Je me rappelle que Jean-Pierre L. m'avait déjà communiqué cette expression en la rapprochant plutôt d'un sens de perfection. En effet, une cathédrale, c'est le summum du savoir-faire et parfois même, malgré qu'on en ait (à vos Grévisse !), de la beauté.
Plate comme un limande est une expression déjà ancienne pour ado boutonneux des années 60 associée à certaines variantes telles plate comme une planche à pain, plate comme une planche à repasser (ou directement par métaphore c'est une planche à pain, une planche à repasser).
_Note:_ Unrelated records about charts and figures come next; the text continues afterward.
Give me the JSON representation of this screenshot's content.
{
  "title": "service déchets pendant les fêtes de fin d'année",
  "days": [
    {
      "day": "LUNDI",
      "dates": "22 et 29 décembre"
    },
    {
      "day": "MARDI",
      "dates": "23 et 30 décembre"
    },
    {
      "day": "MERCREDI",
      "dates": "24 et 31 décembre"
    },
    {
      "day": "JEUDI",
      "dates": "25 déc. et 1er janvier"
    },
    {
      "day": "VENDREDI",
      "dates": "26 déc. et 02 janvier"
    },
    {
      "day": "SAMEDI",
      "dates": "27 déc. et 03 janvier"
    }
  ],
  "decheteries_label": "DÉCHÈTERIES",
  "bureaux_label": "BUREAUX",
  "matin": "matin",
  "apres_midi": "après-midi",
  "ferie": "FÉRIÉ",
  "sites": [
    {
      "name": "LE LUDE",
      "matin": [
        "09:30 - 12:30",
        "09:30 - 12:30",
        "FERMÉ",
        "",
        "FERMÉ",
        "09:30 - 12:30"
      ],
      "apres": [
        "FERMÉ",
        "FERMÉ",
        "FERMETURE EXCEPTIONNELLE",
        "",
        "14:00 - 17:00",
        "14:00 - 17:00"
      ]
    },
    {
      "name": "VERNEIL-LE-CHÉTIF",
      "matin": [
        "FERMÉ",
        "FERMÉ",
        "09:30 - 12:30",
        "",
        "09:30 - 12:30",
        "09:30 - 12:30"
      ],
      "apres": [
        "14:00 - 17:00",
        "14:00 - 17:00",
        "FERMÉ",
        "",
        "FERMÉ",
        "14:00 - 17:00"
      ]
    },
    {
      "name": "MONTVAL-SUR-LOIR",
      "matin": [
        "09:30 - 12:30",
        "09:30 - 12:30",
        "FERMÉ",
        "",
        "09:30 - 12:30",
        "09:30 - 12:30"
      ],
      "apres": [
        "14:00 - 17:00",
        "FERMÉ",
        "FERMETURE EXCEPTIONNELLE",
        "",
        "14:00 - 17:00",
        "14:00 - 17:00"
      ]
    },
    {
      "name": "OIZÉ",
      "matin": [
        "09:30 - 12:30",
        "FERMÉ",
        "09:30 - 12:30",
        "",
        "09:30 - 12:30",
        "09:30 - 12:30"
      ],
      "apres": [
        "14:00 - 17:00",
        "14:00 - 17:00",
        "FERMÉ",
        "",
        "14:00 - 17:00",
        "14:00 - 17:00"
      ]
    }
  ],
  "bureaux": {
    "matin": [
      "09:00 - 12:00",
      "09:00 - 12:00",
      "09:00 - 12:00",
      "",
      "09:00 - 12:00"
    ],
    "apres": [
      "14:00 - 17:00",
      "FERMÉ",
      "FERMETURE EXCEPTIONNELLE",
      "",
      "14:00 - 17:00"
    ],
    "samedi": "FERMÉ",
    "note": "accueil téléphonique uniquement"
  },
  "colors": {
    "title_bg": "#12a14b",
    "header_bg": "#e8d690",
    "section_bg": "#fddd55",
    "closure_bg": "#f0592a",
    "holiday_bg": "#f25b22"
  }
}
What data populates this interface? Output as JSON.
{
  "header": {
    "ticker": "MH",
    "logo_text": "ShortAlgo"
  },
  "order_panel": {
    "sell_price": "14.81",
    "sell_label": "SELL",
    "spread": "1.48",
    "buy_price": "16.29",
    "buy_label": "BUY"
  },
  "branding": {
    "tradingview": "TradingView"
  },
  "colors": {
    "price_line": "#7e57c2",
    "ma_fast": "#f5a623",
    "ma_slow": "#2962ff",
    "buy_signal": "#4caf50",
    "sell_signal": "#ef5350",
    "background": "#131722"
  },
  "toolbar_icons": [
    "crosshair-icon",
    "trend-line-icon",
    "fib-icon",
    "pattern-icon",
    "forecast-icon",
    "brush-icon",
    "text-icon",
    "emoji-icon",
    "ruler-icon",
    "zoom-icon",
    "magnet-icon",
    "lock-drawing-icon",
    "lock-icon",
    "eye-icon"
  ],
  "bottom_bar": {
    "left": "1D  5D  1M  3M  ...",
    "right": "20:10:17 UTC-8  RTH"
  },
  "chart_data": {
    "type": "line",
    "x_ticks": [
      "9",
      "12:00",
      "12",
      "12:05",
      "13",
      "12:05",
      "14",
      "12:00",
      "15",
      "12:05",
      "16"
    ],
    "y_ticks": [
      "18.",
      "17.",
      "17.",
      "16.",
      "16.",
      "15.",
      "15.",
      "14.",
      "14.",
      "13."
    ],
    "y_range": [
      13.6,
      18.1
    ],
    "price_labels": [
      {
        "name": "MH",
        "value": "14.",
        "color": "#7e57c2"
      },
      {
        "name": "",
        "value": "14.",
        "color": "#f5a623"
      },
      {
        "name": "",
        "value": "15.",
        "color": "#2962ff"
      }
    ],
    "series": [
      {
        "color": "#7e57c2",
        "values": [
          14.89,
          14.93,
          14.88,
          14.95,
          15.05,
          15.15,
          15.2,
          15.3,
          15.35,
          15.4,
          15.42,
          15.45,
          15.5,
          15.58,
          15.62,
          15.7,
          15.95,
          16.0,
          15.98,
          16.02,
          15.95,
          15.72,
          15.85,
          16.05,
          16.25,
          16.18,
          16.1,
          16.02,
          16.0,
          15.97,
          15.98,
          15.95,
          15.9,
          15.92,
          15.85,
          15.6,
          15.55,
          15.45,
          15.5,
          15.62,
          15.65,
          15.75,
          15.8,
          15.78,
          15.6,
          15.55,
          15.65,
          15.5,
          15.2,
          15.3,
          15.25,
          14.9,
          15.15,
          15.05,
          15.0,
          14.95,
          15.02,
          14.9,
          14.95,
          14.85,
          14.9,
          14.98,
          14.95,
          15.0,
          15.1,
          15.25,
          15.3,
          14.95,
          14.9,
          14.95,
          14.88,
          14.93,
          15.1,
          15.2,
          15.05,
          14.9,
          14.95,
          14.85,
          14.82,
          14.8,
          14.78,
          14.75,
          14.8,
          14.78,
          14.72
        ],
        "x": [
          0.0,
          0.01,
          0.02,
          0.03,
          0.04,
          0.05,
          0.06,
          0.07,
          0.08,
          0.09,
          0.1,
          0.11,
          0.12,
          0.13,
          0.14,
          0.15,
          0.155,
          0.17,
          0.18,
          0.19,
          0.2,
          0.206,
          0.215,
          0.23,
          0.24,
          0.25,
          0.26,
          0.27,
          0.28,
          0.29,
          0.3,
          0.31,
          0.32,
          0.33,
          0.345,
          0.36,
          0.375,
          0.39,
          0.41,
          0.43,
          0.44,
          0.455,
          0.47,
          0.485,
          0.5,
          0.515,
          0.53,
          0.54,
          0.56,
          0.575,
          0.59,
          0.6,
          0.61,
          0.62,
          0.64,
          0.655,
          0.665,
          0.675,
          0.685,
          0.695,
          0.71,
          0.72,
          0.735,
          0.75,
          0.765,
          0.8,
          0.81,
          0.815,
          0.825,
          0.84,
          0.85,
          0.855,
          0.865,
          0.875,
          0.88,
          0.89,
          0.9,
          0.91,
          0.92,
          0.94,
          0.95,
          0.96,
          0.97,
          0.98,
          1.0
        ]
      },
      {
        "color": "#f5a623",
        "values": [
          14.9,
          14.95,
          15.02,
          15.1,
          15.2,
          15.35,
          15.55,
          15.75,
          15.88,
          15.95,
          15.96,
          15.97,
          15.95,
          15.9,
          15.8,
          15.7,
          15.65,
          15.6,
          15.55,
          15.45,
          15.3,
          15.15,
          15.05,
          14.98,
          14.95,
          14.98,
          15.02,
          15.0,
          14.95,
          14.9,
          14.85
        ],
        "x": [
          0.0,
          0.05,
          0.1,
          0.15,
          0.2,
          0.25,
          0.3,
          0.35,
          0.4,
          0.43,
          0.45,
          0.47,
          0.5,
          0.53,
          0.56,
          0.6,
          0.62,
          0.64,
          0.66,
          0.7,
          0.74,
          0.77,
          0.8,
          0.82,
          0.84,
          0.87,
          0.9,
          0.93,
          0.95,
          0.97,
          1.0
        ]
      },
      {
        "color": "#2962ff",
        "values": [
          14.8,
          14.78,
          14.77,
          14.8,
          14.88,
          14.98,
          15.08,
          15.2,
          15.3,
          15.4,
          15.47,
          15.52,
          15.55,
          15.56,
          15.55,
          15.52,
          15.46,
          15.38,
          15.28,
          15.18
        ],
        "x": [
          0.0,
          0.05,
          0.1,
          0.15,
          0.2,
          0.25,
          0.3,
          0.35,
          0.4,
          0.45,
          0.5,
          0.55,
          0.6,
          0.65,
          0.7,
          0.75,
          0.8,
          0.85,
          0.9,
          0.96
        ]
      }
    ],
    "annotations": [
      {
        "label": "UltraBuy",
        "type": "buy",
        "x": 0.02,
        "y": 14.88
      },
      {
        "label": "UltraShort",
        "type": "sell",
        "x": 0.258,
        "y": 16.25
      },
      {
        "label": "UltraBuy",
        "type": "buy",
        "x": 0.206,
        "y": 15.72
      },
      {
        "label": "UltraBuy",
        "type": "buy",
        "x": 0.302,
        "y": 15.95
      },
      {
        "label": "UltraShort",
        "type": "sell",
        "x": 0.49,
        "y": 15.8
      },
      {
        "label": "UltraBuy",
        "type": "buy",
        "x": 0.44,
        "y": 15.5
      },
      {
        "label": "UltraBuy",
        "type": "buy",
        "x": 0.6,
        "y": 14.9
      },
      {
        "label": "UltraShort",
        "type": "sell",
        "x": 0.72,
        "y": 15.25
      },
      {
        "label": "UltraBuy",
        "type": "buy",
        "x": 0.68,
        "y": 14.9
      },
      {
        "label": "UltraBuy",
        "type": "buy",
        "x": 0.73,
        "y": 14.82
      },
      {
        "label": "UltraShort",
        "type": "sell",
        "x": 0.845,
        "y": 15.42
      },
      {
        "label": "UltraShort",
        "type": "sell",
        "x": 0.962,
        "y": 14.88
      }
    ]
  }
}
Il est clair que la métaphorisation avec "airbag" est contemporaine et témoigne de la prodigieuse inventivité de la langue. Je sais que certains esprits chagrins regretteront que ce soit du franglais. Allez, l'interpénétration des langues est un bien (à tous points de vue...) 
Elle a de beaux airbags...
Poétiquement, autrefois, on pouvait dire "elle a de beaux arguments" ou "elle a de beaux avantages". Cela me rappelle que dans le théâtre classique on parlait des "appas" (avec cette orthographe, bien que ce dont on parle soit bien des appâts.
Quant à "la grande perche", elle désigne une personne, homme ou femme, longiligne et très
grande (longue comme un jour sans pain).


N.B. Voir le commentaire de Bruno G.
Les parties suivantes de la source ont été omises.